Nun wähle ich typst aus der Auswahlliste und gebe erneut den Namen der Extension (foobar) ein. Anschließend kann der Ordner z.B. mit vscodium geöffnet werden.

Ich bearbeite die Dateien nicht in RStudio, da dort kein Syntax Highlighting für Typst angeboten wird. Ich nutze Positron, aber grundsätzlich geht es natürlich mit jedem Texteditor.

In meinem Ordner liegt nun ein neues Verzeichnis foobar, und in diesem sind die folgenden Dateien und Verzeichnisse zu finden:

Dateistruktur im Ordner foobar
template.qmd
README.md
_extensions/
_extensions/foobar/
_extensions/foobar/_extension.yml
_extensions/foobar/typst-show.typ
_extensions/foobar/typst-template.typ

Die Dateien sind bereits mit Standardinhalt befüllt, so dass die die Datei template.qmd direkt gerendert werden kann. Probiert es mal direkt aus!

Schaut euch die generierten Dateien an:

  • template.qmd - Das Dokument, welches gerendert werden soll.
  • README.md - Eine README-Datei mit allen Infos zur Extension.
  • _extensions/ - Hier liegen alle Extensions, auf die template.qmd zugreifen kann.
  • _extensions/foobar/ - Hier liegt unsere Extension.
  • _extensions/foobar/_extension.yml - Hier geben wir die Metadaten unserer Extension (Name, Autor, Beschreibung, etc.) an, sowie die bereitsgestellten Formate nebst Standardparameter
  • _extensions/foobar/typst-show.typ - Diese Datei ruft unser eigentliches Template auf. Hier können zudem Pandoc-Metadaten an Funktionsparameter gemappt werden.
  • _extensions/foobar/typst-template.typ - Unsere eigentliche Templatedatei.
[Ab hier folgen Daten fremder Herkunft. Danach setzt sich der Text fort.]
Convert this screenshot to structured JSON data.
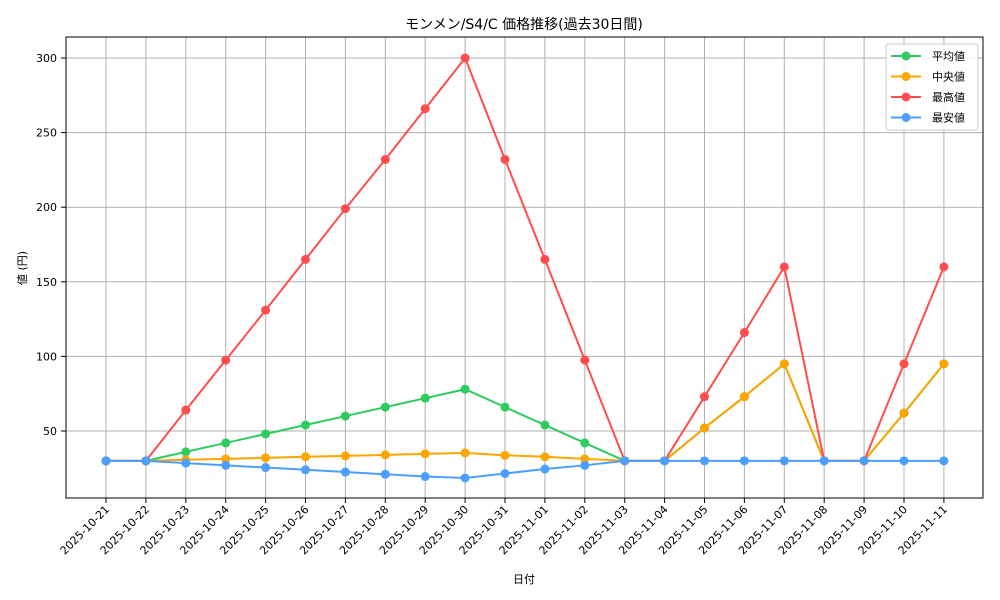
{
  "chart_data": {
    "type": "line",
    "title": "モンメン/S4/C 価格推移(過去30日間)",
    "xlabel": "日付",
    "ylabel": "値 (円)",
    "ylim": [
      8,
      314
    ],
    "yticks": [
      50,
      100,
      150,
      200,
      250,
      300
    ],
    "grid": true,
    "legend_position": "upper right",
    "categories": [
      "2025-10-21",
      "2025-10-22",
      "2025-10-23",
      "2025-10-24",
      "2025-10-25",
      "2025-10-26",
      "2025-10-27",
      "2025-10-28",
      "2025-10-29",
      "2025-10-30",
      "2025-10-31",
      "2025-11-01",
      "2025-11-02",
      "2025-11-03",
      "2025-11-04",
      "2025-11-05",
      "2025-11-06",
      "2025-11-07",
      "2025-11-08",
      "2025-11-09",
      "2025-11-10",
      "2025-11-11"
    ],
    "series": [
      {
        "name": "平均値",
        "color": "#2ecc5f",
        "values": [
          30,
          30,
          36,
          42,
          48,
          54,
          60,
          66,
          72,
          78,
          66,
          54,
          42,
          30,
          30,
          52,
          73,
          95,
          30,
          30,
          62,
          95
        ]
      },
      {
        "name": "中央値",
        "color": "#ffa500",
        "values": [
          30,
          30,
          30.7,
          31.3,
          32,
          32.7,
          33.3,
          34,
          34.7,
          35.3,
          33.7,
          32.7,
          31.3,
          30,
          30,
          52,
          73,
          95,
          30,
          30,
          62,
          95
        ]
      },
      {
        "name": "最高値",
        "color": "#ff4d4d",
        "values": [
          30,
          30,
          64,
          97.5,
          131,
          165,
          199,
          232,
          266,
          300,
          232,
          165,
          97.5,
          30,
          30,
          73,
          116,
          160,
          30,
          30,
          95,
          160
        ]
      },
      {
        "name": "最安値",
        "color": "#4d9fff",
        "values": [
          30,
          30,
          28.5,
          27,
          25.5,
          24,
          22.5,
          21,
          19.5,
          18.5,
          21.5,
          24.5,
          27,
          30,
          30,
          30,
          30,
          30,
          30,
          30,
          30,
          30
        ]
      }
    ]
  }
}
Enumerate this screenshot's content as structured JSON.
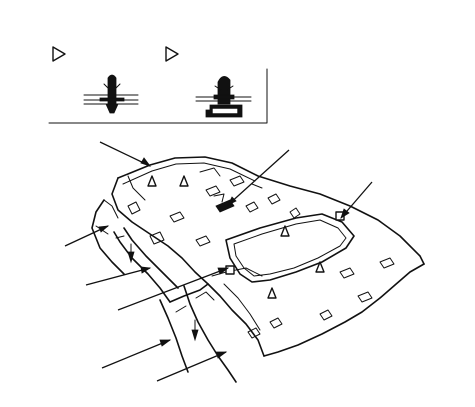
{
  "diagram": {
    "type": "headliner-clip-installation",
    "legend": {
      "items": [
        {
          "icon": "triangle-marker-icon",
          "clip": "push-clip-icon"
        },
        {
          "icon": "triangle-marker-icon",
          "clip": "sunroof-clip-icon"
        }
      ]
    },
    "callouts": 8
  }
}
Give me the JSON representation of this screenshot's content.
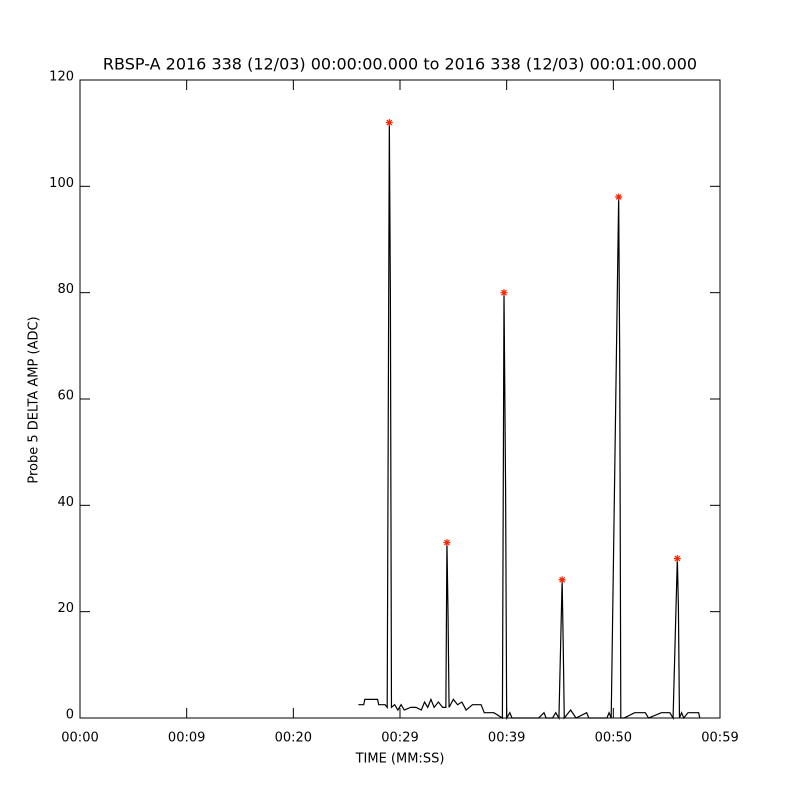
{
  "chart_data": {
    "type": "line",
    "title": "RBSP-A 2016 338 (12/03) 00:00:00.000 to 2016 338 (12/03) 00:01:00.000",
    "x_label": "TIME (MM:SS)",
    "y_label": "Probe 5 DELTA AMP (ADC)",
    "xlim": [
      0,
      60
    ],
    "ylim": [
      0,
      120
    ],
    "xticks": [
      {
        "value": 0,
        "label": "00:00"
      },
      {
        "value": 10,
        "label": "00:09"
      },
      {
        "value": 20,
        "label": "00:20"
      },
      {
        "value": 30,
        "label": "00:29"
      },
      {
        "value": 40,
        "label": "00:39"
      },
      {
        "value": 50,
        "label": "00:50"
      },
      {
        "value": 60,
        "label": "00:59"
      }
    ],
    "yticks": [
      0,
      20,
      40,
      60,
      80,
      100,
      120
    ],
    "series": [
      {
        "color": "#000000",
        "marker": "none",
        "x": [
          26.1,
          26.6,
          26.7,
          27.9,
          28.0,
          28.6,
          28.8,
          29.0,
          29.1,
          29.2,
          29.5,
          29.8,
          30.1,
          30.4,
          31.0,
          31.5,
          32.0,
          32.3,
          32.6,
          32.9,
          33.2,
          33.6,
          34.0,
          34.3,
          34.4,
          34.5,
          34.6,
          35.0,
          35.4,
          35.8,
          36.2,
          36.8,
          37.6,
          37.9,
          38.8,
          39.6,
          39.75,
          39.9,
          40.0,
          40.3,
          40.5,
          43.0,
          43.5,
          43.7,
          44.3,
          44.6,
          44.9,
          45.2,
          45.3,
          45.4,
          46.0,
          46.5,
          47.5,
          47.7,
          49.4,
          49.6,
          49.8,
          50.5,
          50.6,
          50.7,
          51.0,
          52.0,
          53.0,
          53.3,
          54.5,
          55.3,
          55.6,
          56.0,
          56.1,
          56.2,
          56.4,
          56.6,
          57.0,
          58.0,
          58.1
        ],
        "values": [
          2.5,
          2.5,
          3.5,
          3.5,
          2.5,
          2.5,
          2,
          112,
          79,
          2,
          2.5,
          1.5,
          2.5,
          1.5,
          2,
          2,
          1.5,
          3,
          2,
          3.5,
          2,
          3,
          2,
          2,
          33,
          20,
          2,
          3.5,
          2.5,
          3,
          1.5,
          2.5,
          2.5,
          1,
          1,
          0,
          80,
          43,
          0,
          1,
          0,
          0,
          1,
          0,
          0,
          1,
          0,
          26,
          14,
          0,
          1.5,
          0,
          1,
          0,
          0,
          1,
          0,
          98,
          67,
          0,
          0,
          1,
          1,
          0,
          1,
          1,
          0,
          30,
          21,
          0,
          1,
          0,
          1,
          1,
          0
        ]
      },
      {
        "color": "#ff2200",
        "marker": "asterisk",
        "x": [
          29.0,
          34.4,
          39.75,
          45.2,
          50.5,
          56.0
        ],
        "values": [
          112,
          33,
          80,
          26,
          98,
          30
        ]
      }
    ]
  }
}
Für mich als Autodidakt war es herausfordernd, die Typst-Syntax zu lernen. Eine sehr wichtige Nachschlageseite hierfür ist https://typst.app/docs/. Die Standardinhalte von typst-show.typ und typst-template.typ haben mich zunächst stark verwirrt, so dass ich in diesem Blogbeispiel mit leeren .typ-Dateien anfangen möchte.

typst-show.typ

Die Datei typst-show.typ ruft unser eigentliches Template auf. Ich lösche den Standardinhalt und ersetze ihn mit dieser einzigen Funktion.

typst-show.typ
#show: foobar.with(

)

Innerhalb dieser Funktion können wir (später) YAML-Parameter abgreifen. Dies funktioniert allerdings auch in der Datei typst-template.typ, so dass ich es hier zunächst auslasse.

typst-template.typ

In der Datei typst-template.typ lebt unser eigentliches Template. Auch hier lösche ich den Standardinhalt und ersetze ihn durch

typst-template.typ
#let foobar(
  // Welche Werte erwartet mein Template?
  body
) = {
  // Hier beginnt die Ausgabe
  body
}

Die Datei besteht aus 2 Teilen, #let foobar() definiert unsere Templatefunktion (die, die von typst-show.typ aufgerufen wird) und legt fest, welche Parameter diese Funktion erwartet. Standardmäßig steht hier nur body, womit der Inhalt unserer template.qmd gemeint ist.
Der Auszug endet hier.